Letter: Mindful approaches needed to deal with increasing bear population

To the editor,

Human interactions with wildlife need to be handled with care and mindfulness. People need a wakeup. People are just one part of the rhythm of nature connected to the earth and all living beings. Humans and animals are intricately interconnected, though we have largely lost connection with the sacredness and beauty of wildlife, the black bear.

We must live differently if we are to continue to live in peace and harmony with nature. Creating a bill legalizing bear hunting is ridiculous. This insensitive attempt to hunt bears is a disaster. The proposal of Bill SB 586, which would allow bear hunting, is offensive to everything wild and living.

Bears that arrive in urban areas are most frequently adult females with cubs or sub-adults who purposely avoid aggression by other adult bears, usually males. Association with people is a deliberate adaptive strategy to keep their cubs alive.

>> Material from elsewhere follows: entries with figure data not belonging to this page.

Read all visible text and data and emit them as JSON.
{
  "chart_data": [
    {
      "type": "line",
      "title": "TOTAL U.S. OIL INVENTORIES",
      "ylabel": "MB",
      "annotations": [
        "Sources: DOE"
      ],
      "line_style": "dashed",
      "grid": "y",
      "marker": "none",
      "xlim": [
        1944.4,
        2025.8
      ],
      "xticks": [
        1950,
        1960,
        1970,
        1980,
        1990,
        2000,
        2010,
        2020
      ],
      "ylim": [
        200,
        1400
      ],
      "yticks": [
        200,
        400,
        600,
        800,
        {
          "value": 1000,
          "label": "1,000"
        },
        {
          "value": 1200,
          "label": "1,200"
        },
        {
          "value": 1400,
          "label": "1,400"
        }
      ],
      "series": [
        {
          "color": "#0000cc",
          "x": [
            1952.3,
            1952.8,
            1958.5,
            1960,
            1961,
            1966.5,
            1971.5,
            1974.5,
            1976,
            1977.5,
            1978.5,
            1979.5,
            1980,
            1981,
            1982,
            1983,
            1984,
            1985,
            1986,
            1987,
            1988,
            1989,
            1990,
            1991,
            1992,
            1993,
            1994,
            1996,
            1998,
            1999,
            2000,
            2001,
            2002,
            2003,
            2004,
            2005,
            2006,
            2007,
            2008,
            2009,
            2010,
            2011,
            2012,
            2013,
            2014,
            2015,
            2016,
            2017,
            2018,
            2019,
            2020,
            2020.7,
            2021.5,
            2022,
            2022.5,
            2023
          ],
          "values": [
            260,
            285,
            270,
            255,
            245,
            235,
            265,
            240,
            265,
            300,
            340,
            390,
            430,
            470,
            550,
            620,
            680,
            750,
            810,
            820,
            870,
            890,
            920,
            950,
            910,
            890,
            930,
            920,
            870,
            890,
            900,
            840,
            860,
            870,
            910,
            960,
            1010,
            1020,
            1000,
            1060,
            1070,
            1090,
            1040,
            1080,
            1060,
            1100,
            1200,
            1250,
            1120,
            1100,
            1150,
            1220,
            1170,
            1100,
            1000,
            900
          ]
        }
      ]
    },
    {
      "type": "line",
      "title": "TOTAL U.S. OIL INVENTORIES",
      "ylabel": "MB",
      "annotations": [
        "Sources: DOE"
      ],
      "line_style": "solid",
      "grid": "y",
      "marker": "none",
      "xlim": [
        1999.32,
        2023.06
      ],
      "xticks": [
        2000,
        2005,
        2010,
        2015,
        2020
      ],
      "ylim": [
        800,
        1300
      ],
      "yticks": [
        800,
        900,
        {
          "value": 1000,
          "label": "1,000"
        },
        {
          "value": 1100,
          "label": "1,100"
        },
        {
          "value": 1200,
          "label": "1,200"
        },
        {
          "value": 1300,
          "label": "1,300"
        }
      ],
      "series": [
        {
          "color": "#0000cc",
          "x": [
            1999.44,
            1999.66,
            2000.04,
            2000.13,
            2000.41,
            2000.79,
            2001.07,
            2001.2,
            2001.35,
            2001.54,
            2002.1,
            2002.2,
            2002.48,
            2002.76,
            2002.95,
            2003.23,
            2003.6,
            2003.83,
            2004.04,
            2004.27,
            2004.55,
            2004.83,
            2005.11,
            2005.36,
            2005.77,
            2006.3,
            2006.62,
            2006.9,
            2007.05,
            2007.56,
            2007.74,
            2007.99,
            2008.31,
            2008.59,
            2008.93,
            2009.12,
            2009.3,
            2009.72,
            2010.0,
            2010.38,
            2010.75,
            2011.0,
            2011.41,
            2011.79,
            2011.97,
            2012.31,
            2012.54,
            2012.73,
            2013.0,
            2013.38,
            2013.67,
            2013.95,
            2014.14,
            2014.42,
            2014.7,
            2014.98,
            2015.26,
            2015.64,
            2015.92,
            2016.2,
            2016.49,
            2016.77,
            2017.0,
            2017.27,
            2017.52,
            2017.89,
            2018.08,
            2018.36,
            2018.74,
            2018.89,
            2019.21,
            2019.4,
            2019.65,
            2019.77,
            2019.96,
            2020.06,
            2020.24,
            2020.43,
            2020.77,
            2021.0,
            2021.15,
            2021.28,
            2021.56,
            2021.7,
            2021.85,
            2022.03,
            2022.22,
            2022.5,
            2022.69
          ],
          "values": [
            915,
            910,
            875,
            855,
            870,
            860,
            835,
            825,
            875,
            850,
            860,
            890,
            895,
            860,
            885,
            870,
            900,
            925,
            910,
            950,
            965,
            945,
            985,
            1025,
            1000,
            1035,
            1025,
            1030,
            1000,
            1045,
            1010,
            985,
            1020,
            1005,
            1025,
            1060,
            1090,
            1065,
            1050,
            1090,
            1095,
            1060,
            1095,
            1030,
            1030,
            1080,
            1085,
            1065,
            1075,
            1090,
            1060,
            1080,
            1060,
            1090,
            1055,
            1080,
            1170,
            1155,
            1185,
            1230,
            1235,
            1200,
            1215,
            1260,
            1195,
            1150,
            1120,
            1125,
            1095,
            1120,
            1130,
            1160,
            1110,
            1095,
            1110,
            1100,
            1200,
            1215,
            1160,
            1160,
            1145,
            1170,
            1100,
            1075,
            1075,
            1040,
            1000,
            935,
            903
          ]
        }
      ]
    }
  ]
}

Wildlife control agents, trappers and hunters could kill bears not involved with nuisance behaviors.

If people need to feel safe from a bear then stop feeding birds at feeders. If people are a habitual bird watcher and bird feeder, like me, take the feeders in at night, and clean up apples that have been tossed out in the yard, luring wild turkeys, opossums, raccoons, squirrels, etc. Fence in farm animals and crops. Use bear resistant trash cans, hazing programs and other humane methods that work better to solve bear problems. These actions help reduce bear encounters. Be vigilant and know about bear behavior.

Signs are needed alerting people of “bear territory” or “be bear aware,” cautioning hikers, property owners and others. These signs can be displayed at town halls, visitor centers, parks, schools, wooded areas, wetlands and hiking trails. In this manner, prevention toward meandering bears work.

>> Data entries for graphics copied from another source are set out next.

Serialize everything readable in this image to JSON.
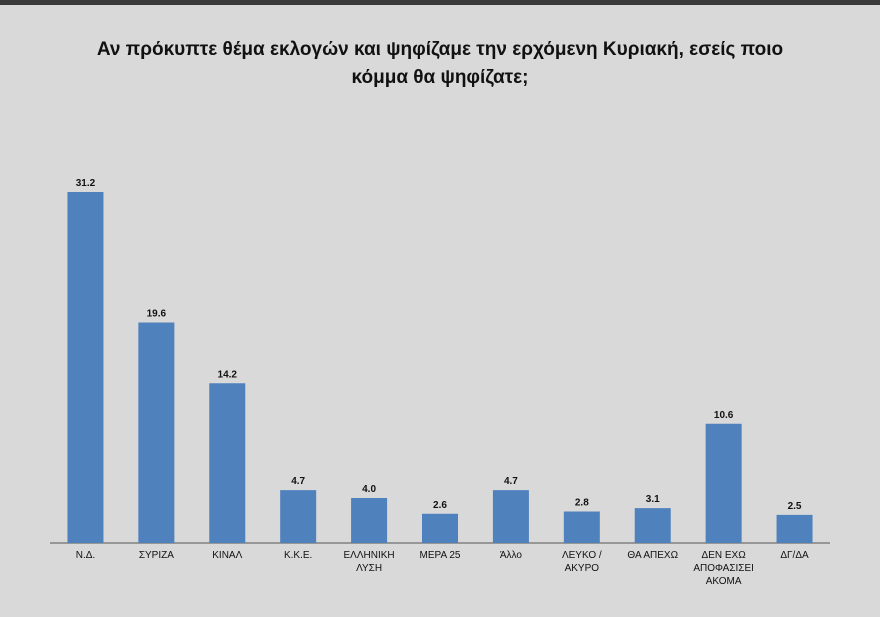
{
  "chart_data": {
    "type": "bar",
    "title": "Αν πρόκυπτε θέμα εκλογών και ψηφίζαμε την ερχόμενη Κυριακή, εσείς ποιο κόμμα θα ψηφίζατε;",
    "categories": [
      "Ν.Δ.",
      "ΣΥΡΙΖΑ",
      "ΚΙΝΑΛ",
      "Κ.Κ.Ε.",
      "ΕΛΛΗΝΙΚΗ ΛΥΣΗ",
      "ΜΕΡΑ 25",
      "Άλλο",
      "ΛΕΥΚΟ / ΑΚΥΡΟ",
      "ΘΑ ΑΠΕΧΩ",
      "ΔΕΝ ΕΧΩ ΑΠΟΦΑΣΙΣΕΙ ΑΚΟΜΑ",
      "ΔΓ/ΔΑ"
    ],
    "values": [
      31.2,
      19.6,
      14.2,
      4.7,
      4.0,
      2.6,
      4.7,
      2.8,
      3.1,
      10.6,
      2.5
    ],
    "value_labels": [
      "31.2",
      "19.6",
      "14.2",
      "4.7",
      "4.0",
      "2.6",
      "4.7",
      "2.8",
      "3.1",
      "10.6",
      "2.5"
    ],
    "color": "#4f81bd"
  }
}
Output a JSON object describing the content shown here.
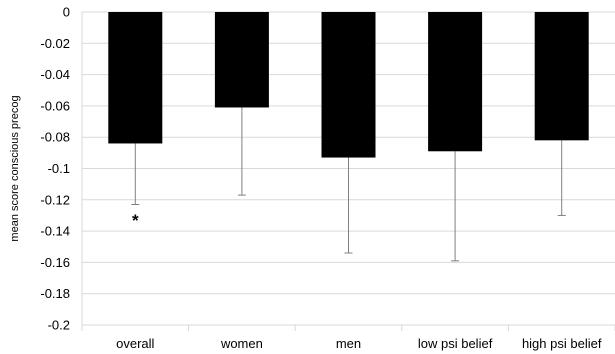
{
  "chart_data": {
    "type": "bar",
    "title": "",
    "xlabel": "",
    "ylabel": "mean score conscious precog",
    "categories": [
      "overall",
      "women",
      "men",
      "low psi belief",
      "high psi belief"
    ],
    "values": [
      -0.084,
      -0.061,
      -0.093,
      -0.089,
      -0.082
    ],
    "error_low": [
      -0.123,
      -0.117,
      -0.154,
      -0.159,
      -0.13
    ],
    "ylim": [
      -0.2,
      0
    ],
    "yticks": [
      0,
      -0.02,
      -0.04,
      -0.06,
      -0.08,
      -0.1,
      -0.12,
      -0.14,
      -0.16,
      -0.18,
      -0.2
    ],
    "ytick_labels": [
      "0",
      "-0.02",
      "-0.04",
      "-0.06",
      "-0.08",
      "-0.1",
      "-0.12",
      "-0.14",
      "-0.16",
      "-0.18",
      "-0.2"
    ],
    "grid": true,
    "annotations": [
      {
        "category": "overall",
        "text": "*",
        "y": -0.131
      }
    ],
    "colors": {
      "bar": "#000000",
      "grid": "#d9d9d9",
      "error_bar": "#808080"
    }
  }
}
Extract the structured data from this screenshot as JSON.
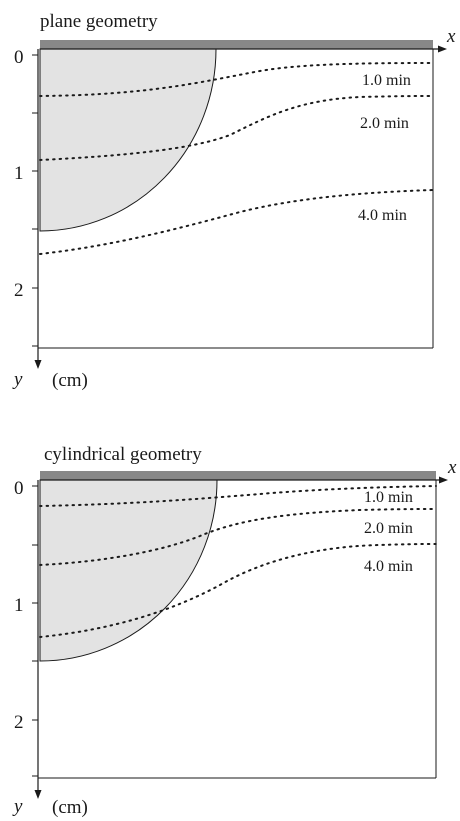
{
  "panels": [
    {
      "title": "plane geometry",
      "x_axis_label": "x",
      "y_axis_label": "y",
      "y_unit": "(cm)",
      "y_ticks": [
        "0",
        "1",
        "2"
      ],
      "curve_labels": [
        "1.0 min",
        "2.0 min",
        "4.0 min"
      ]
    },
    {
      "title": "cylindrical geometry",
      "x_axis_label": "x",
      "y_axis_label": "y",
      "y_unit": "(cm)",
      "y_ticks": [
        "0",
        "1",
        "2"
      ],
      "curve_labels": [
        "1.0 min",
        "2.0 min",
        "4.0 min"
      ]
    }
  ],
  "colors": {
    "bar": "#888888",
    "region_fill": "#e3e3e3",
    "line": "#1a1a1a"
  }
}
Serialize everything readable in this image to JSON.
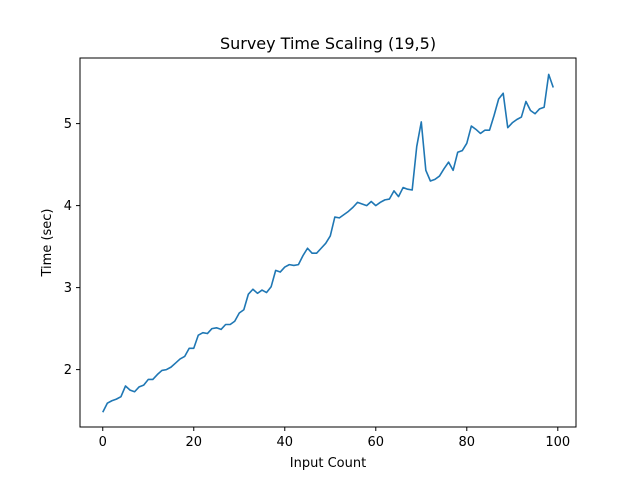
{
  "chart_data": {
    "type": "line",
    "title": "Survey Time Scaling (19,5)",
    "xlabel": "Input Count",
    "ylabel": "Time (sec)",
    "xlim": [
      -5,
      104
    ],
    "ylim": [
      1.3,
      5.8
    ],
    "xticks": [
      0,
      20,
      40,
      60,
      80,
      100
    ],
    "yticks": [
      2,
      3,
      4,
      5
    ],
    "grid": false,
    "series_color": "#1f77b4",
    "x": [
      0,
      1,
      2,
      3,
      4,
      5,
      6,
      7,
      8,
      9,
      10,
      11,
      12,
      13,
      14,
      15,
      16,
      17,
      18,
      19,
      20,
      21,
      22,
      23,
      24,
      25,
      26,
      27,
      28,
      29,
      30,
      31,
      32,
      33,
      34,
      35,
      36,
      37,
      38,
      39,
      40,
      41,
      42,
      43,
      44,
      45,
      46,
      47,
      48,
      49,
      50,
      51,
      52,
      53,
      54,
      55,
      56,
      57,
      58,
      59,
      60,
      61,
      62,
      63,
      64,
      65,
      66,
      67,
      68,
      69,
      70,
      71,
      72,
      73,
      74,
      75,
      76,
      77,
      78,
      79,
      80,
      81,
      82,
      83,
      84,
      85,
      86,
      87,
      88,
      89,
      90,
      91,
      92,
      93,
      94,
      95,
      96,
      97,
      98,
      99
    ],
    "values": [
      1.48,
      1.59,
      1.62,
      1.64,
      1.67,
      1.8,
      1.75,
      1.73,
      1.79,
      1.81,
      1.88,
      1.88,
      1.94,
      1.99,
      2.0,
      2.03,
      2.08,
      2.13,
      2.16,
      2.26,
      2.26,
      2.42,
      2.45,
      2.44,
      2.5,
      2.51,
      2.49,
      2.55,
      2.55,
      2.59,
      2.69,
      2.73,
      2.92,
      2.98,
      2.93,
      2.97,
      2.94,
      3.01,
      3.21,
      3.19,
      3.25,
      3.28,
      3.27,
      3.28,
      3.39,
      3.48,
      3.42,
      3.42,
      3.48,
      3.54,
      3.63,
      3.86,
      3.85,
      3.89,
      3.93,
      3.98,
      4.04,
      4.02,
      4.0,
      4.05,
      4.0,
      4.04,
      4.07,
      4.08,
      4.18,
      4.11,
      4.22,
      4.2,
      4.19,
      4.72,
      5.02,
      4.43,
      4.3,
      4.32,
      4.36,
      4.45,
      4.53,
      4.43,
      4.65,
      4.67,
      4.76,
      4.97,
      4.93,
      4.88,
      4.92,
      4.92,
      5.1,
      5.3,
      5.37,
      4.95,
      5.01,
      5.05,
      5.08,
      5.27,
      5.16,
      5.12,
      5.18,
      5.2,
      5.6,
      5.44
    ]
  }
}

“Be bear aware” signs can be downloaded from the Wildlife Division’s section of the state Department of Energy and Environmental Protection’s website at www.ct.gov/deep/wildlife.

We need researchers at universities and state biologists to study the feasibility of creating a wildlife/bear sanctuary in Connecticut or with a cooperating agreement with a neighboring state. Such a sanctuary could be used to relocate bears that wander into highly-populated areas.

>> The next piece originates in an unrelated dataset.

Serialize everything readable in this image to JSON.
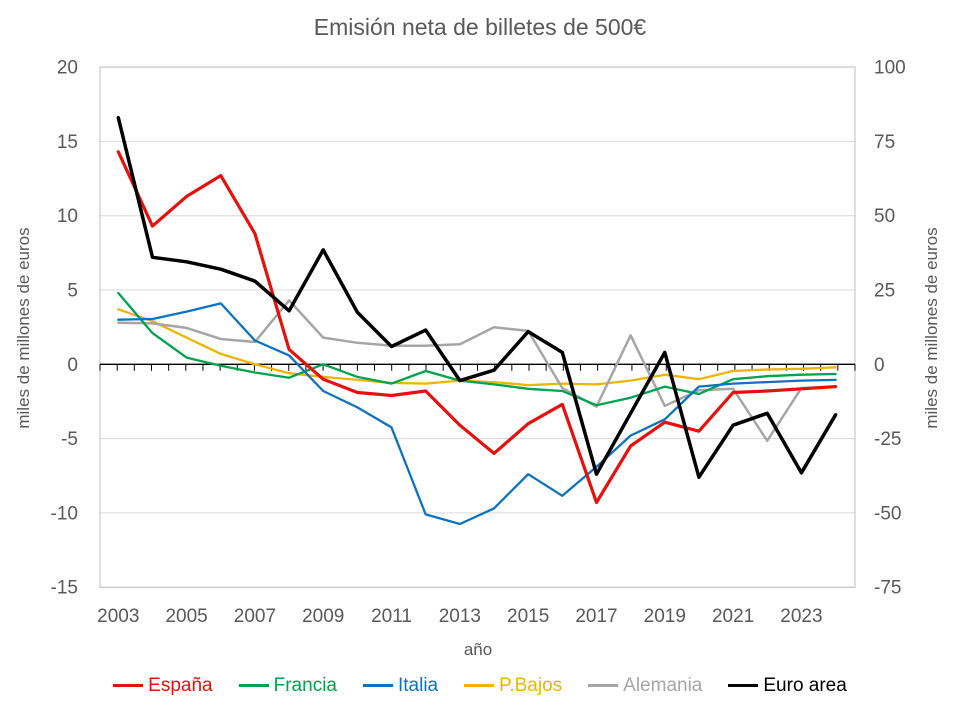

The Connecticut bear population is estimated to be increasing at a rate of 10 percent per year, concurrent with this is our sprawling human population. Bear and people interaction is inevitable. We need mindful short-term and long-term approaches.

Being human is being mindful that we share our planet with other beings, like bears.

Christine Yannielli

Naugatuck

The writer is a member of the Naugatuck Conservation Commission.